Finding the Perfect Spot on a Dead Tree

Jacob Lee Knuth

Nature’s had it with us taking fabric not replacing half this wasted magic when it could be taken as average lake ‘n woods it has to be a dumping ground, a cesspool ruled less upon guiding principles instilled by Gaia stories, more like rooted in no moral grounding period—end of story, like it will be sooner than our children have children or worse, before our children have beliefs.

First, you go find a fallen over tree so dead, just not dead all the way—you want for there to be some spring left to its death that way when you take your first steps, you know it will still support the fork in your road where you were led to this ancient one here, that first step wields a flex of all your weight to test what it can take before it breaks way into the way in which it had came from the ground to the ground, seeds to be lain.

Birch bark peels fluttered on the trunks under their cover from the breeze versus the trees in the lead-up to a heavier gust— ’03 Kansas City sister twisters. I was in my uncle’s backyard staring up at that tree as it tried to tell me leave like it would from where it stood by me, the neighbor for years his name for real was John Deere up spinning on his tractor as far as I could remember, he flew.
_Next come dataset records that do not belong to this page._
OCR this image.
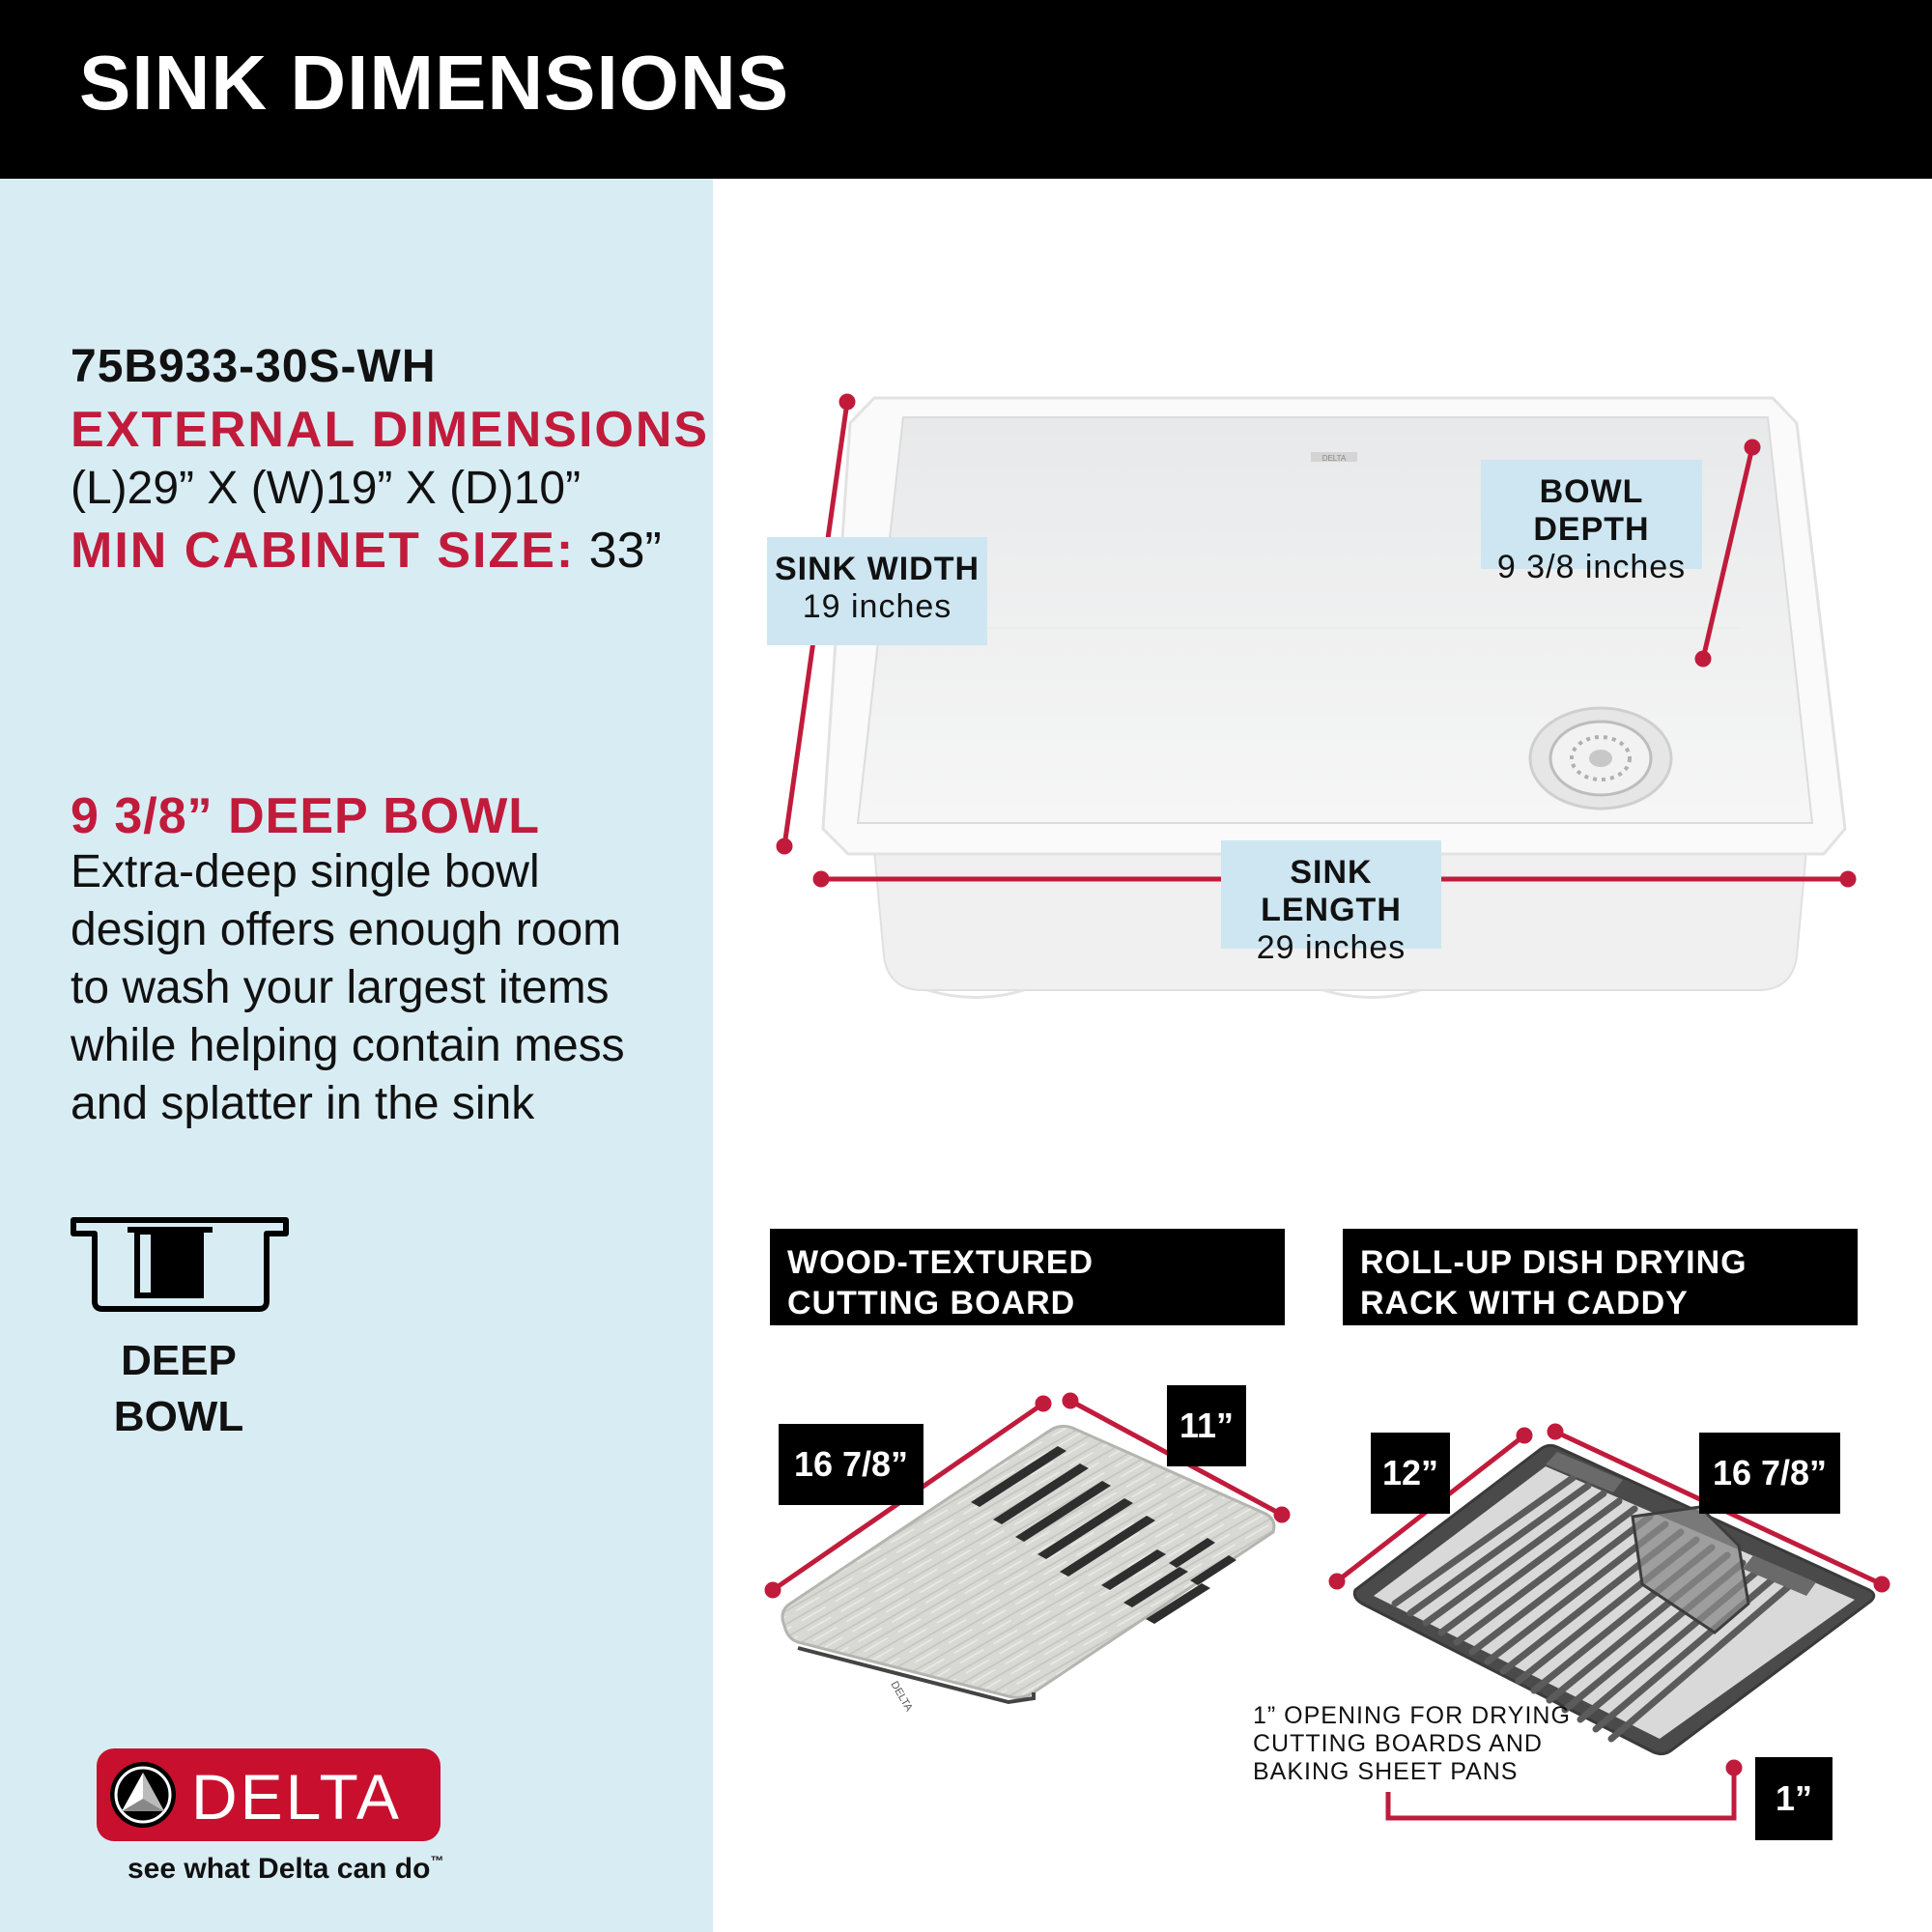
SINK DIMENSIONS
75B933-30S-WH
EXTERNAL DIMENSIONS
(L)29” X (W)19” X (D)10”
MIN CABINET SIZE: 33”
9 3/8” DEEP BOWL
Extra-deep single bowl
design offers enough room
to wash your largest items
while helping contain mess
and splatter in the sink
DEEP
BOWL
DELTA
see what Delta can do™
DELTA
SINK WIDTH
19 inches
BOWL DEPTH
9 3/8 inches
SINK LENGTH
29 inches
WOOD-TEXTURED
CUTTING BOARD
ROLL-UP DISH DRYING
RACK WITH CADDY
DELTA
16 7/8”
11”
12”	16 7/8”
1”
1” OPENING FOR DRYING
CUTTING BOARDS AND
BAKING SHEET PANS
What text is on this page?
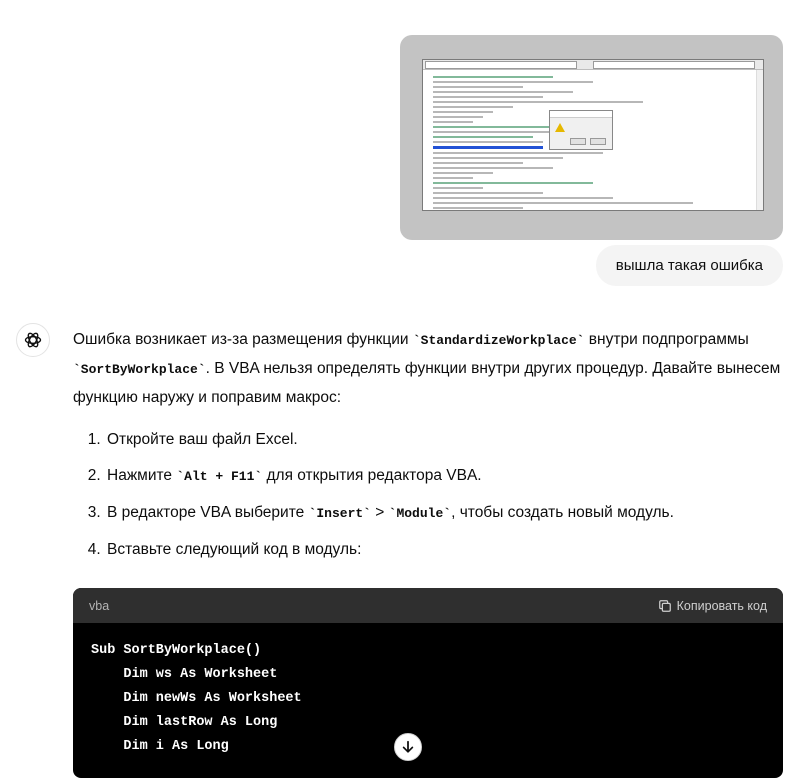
вышла такая ошибка

Ошибка возникает из-за размещения функции `StandardizeWorkplace` внутри подпрограммы `SortByWorkplace`. В VBA нельзя определять функции внутри других процедур. Давайте вынесем функцию наружу и поправим макрос:

1. Откройте ваш файл Excel.
2. Нажмите `Alt + F11` для открытия редактора VBA.
3. В редакторе VBA выберите `Insert` > `Module`, чтобы создать новый модуль.
4. Вставьте следующий код в модуль:
vba	Копировать код
Sub SortByWorkplace()
Dim ws As Worksheet
Dim newWs As Worksheet
Dim lastRow As Long
Dim i As Long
Toes in sand by the mouth of a river at the foot of a hill rimming the lake, the moon hides its own face just as the tide raised goosebumps of stones, driftwood & dead fish where the wave leaves a mark that gently fades in the bank showing her curves like cursive oh, Mother of God, we don’t deserve her; mine her shine, drain her veins, curtailing fate the way we burn it all to waste future— she bides her time, lies in wait for the day.